Fabiano havia me dito para procurá-lo quando quisesse, para tirar dúvidas ou apenas como amigo mesmo. Mas me faltava coragem. Não tinha medo de Fabiano, ou qualquer pessoa da família Krausemann e não sabia bem o porquê. O que me faltava era coragem para enfrentar a situação de ser um lobisomem.

Cocei o queixo e peguei o pote antes de sair de casa naquele fim de tarde.

Arthur estava na varanda de sua casa me esperando, o que era curioso, pois não avisei ninguém que estava indo fazer uma visita.

— Oi.

— Olá Álvaro. Bom te rever, se sente bem? — ele inspirou fundo quando cheguei perto.

— Sim. — Arthur assentiu com a cabeça e esperou — trouxe o pote de sua mãe.

Quando entreguei o pote sua mão encostou na minha, tive a impressão que foi de propósito.

— Ela vai ficar feliz em saber que você devolve os potes emprestados, eu vivo sumindo com alguns e ela odeia.

Ficou um silêncio desconfortável no ar.

— Você gostaria de entrar? Posso fazer um café — seus olhos azuis em nenhum momento deixaram os meus. Evitava ao máximo manter contato com eles, enquanto Arthur não tinha problema nenhum com isso.

— Seu pai está em casa? Gostaria de falar com ele.

Seu rosto se apagou um pouco.

— Ele deu uma saída, mas logo estará em casa. Quer esperar?

— Posso esperar um pouco.

Apoiei as costas no parapeito que circundavam a varanda. Arthur fez o mesmo.

— Escuta Álvaro, sei que você não quer falar disso, mas eu só quero dizer que sinto muito.

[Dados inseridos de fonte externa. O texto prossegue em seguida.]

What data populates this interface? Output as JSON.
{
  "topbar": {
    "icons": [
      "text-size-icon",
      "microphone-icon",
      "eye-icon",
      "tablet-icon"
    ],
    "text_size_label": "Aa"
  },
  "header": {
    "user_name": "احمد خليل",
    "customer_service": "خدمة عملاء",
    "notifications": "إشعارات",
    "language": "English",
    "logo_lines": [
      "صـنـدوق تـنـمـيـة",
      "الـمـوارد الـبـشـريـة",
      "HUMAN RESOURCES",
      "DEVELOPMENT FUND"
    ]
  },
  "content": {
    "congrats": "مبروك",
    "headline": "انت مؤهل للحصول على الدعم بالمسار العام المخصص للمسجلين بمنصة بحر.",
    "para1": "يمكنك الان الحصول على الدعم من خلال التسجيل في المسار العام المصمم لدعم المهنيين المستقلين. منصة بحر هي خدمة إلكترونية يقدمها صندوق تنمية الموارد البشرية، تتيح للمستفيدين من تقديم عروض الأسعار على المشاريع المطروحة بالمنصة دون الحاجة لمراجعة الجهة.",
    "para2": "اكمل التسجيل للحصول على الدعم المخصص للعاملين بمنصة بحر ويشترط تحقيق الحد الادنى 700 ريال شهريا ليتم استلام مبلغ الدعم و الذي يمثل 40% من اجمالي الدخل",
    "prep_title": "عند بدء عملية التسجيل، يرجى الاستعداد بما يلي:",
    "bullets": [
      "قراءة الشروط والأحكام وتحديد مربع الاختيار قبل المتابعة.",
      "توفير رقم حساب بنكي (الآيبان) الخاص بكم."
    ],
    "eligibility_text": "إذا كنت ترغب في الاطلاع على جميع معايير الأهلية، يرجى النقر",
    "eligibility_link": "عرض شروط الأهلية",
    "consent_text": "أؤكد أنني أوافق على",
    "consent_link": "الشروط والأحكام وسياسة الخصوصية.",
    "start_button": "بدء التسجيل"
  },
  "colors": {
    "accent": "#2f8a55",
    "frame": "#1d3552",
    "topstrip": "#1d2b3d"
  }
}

Me doeu ver você sofrendo, de verdade.

— Tem razão Arthur, não quero falar disso.

— Eu entendo. — ele estava triste, senti isso fluir dele como uma brisa, e fiquei com dó. Para em seguida me repreender mentalmente, ele não merecia pena.

Não tocamos mais no assunto, mas isso não o fez desistir de falar comigo, perguntou do meu trabalho, da faculdade, da minha mãe. Não era apenas educação, realmente estava interessado em saber. Respondi todas as suas indagações na medida que a educação que minha mãe me ensinou permitia.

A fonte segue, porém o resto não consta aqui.